Çalışanların kişisel sorunların işyerindeki verimlilikleri ve etkilerinde önemli olmadığına inanmaktadırlar.
Frederick W. Taylor ve Bilimsel Yönetim Yaklaşımı
Taylor, "bilimsel yönetim" adıyla bilinen yaklaşımın (okulun) kurucusudur. Bilimsel yönetimin en önemli amacının, işverenlerin en üst düzeyde refaha ulaşmalarını sağlamak olduğunu belirten Taylor, bunun da her işçinin en üst düzeyde refaha ulaşmasıyla gerçekleşebileceğini vurgulamaktadır. İşverenler açısından en üst düzeyde refahın anlamı, yalnızca kısa dönemde yüksek karlar elde etmek değil, aynı zamanda sürekli başarılı olabilmek amacıyla işletmeyi tüm yönleriyle geliştirmektir. İşçiler açısından en üst düzeyde refahın anlamı, yalnızca yüksek ücret elde etmek değil, aynı zamanda kendi yeteneklerine uygun işlerde çalışarak yüksek etkinlik düzeyinde ve işletmede sürekli verimli olabilecekleri görevlerde bireysel gelişmelerini sürdürebilmektir. Taylor'a göre, işletme yönetimi ile işçilerin karşılıklı yükümlülüğü ve ortaklaşa amacı olan refahın artırılması için birbirlerini desteklemeleri gerekmektedir.

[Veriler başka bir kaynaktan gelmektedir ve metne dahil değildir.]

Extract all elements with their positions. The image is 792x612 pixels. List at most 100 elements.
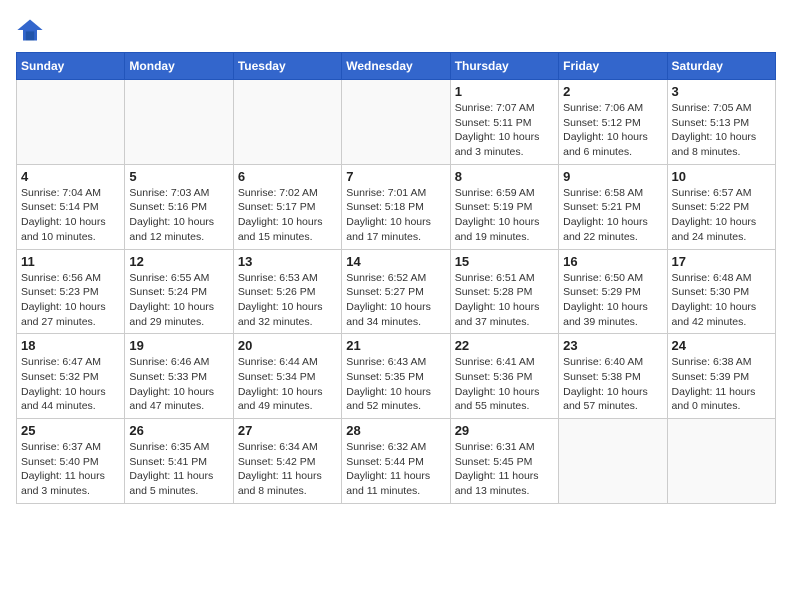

Ancak Taylor, "sosyal taraflar arasında neden bu kadar düşmanlık vardır ve birbirlerinin sorunlarına neden bu kadar ilgisiz kalmaktadırlar?" sorusunu cevaplandırmaya kendisini zorunlu hissetmiştir.
Taylor sosyal taraflar arasındaki sorunun üç nedenden kaynaklandığını düşünmektedir. Birincisi, işçilerin çıktıda gerçekleşecek bir artışın kaçınılmaz olarak işsizliğe neden olacağı konusundaki yanlış düşünceleridir; ikincisi, her işçinin kendi çıkarını korumak amacıyla çıktısını sınırlandırmasına (sistemli kaytarma) yardımcı olan hatalı yönetim sistemleridir; üçüncüsü ise, bilimsel temellere dayanmayan ve yapılan çabaları boşa çıkarıcı nitelikteki anlamsız kurallardır. Taylor, bilimsel yönetimin amacının bu engelleri aşmak olduğunu vurgulamaktadır. Bunun da işin başarılı bir şekilde yapılmasını sağlayacak yöntemlerin belirlenmesine katkıda bulunacak sistematik incelemelerle gerçekleştirilebileceğini belirtmektedir. Taylor’a göre, işçilerin verimli çalışıp çalışmadıklarını göstergesi ücretlerin yüksekliği değil, daha üretken olabilecekleri bir işte çalışıp çalışmadıklarıdır. İşçiler işverenden yüksek ücret beklerler, işverende işçilerden özellikle işgücü maliyetini arttırmamaların bekler. Beklentilerin gerçekleşmesi için,
Gerçek bir bilimsel çalışmanın yapılması, sıradan bir işgününde işçiler tarafından gerçekleştirilen faaliyetlerin tam anlamıyla bilinmediğinden dolayı işçilerin çalışma koşullarının iş veren tarafından ayrıntılı olarak belirlenmesidir.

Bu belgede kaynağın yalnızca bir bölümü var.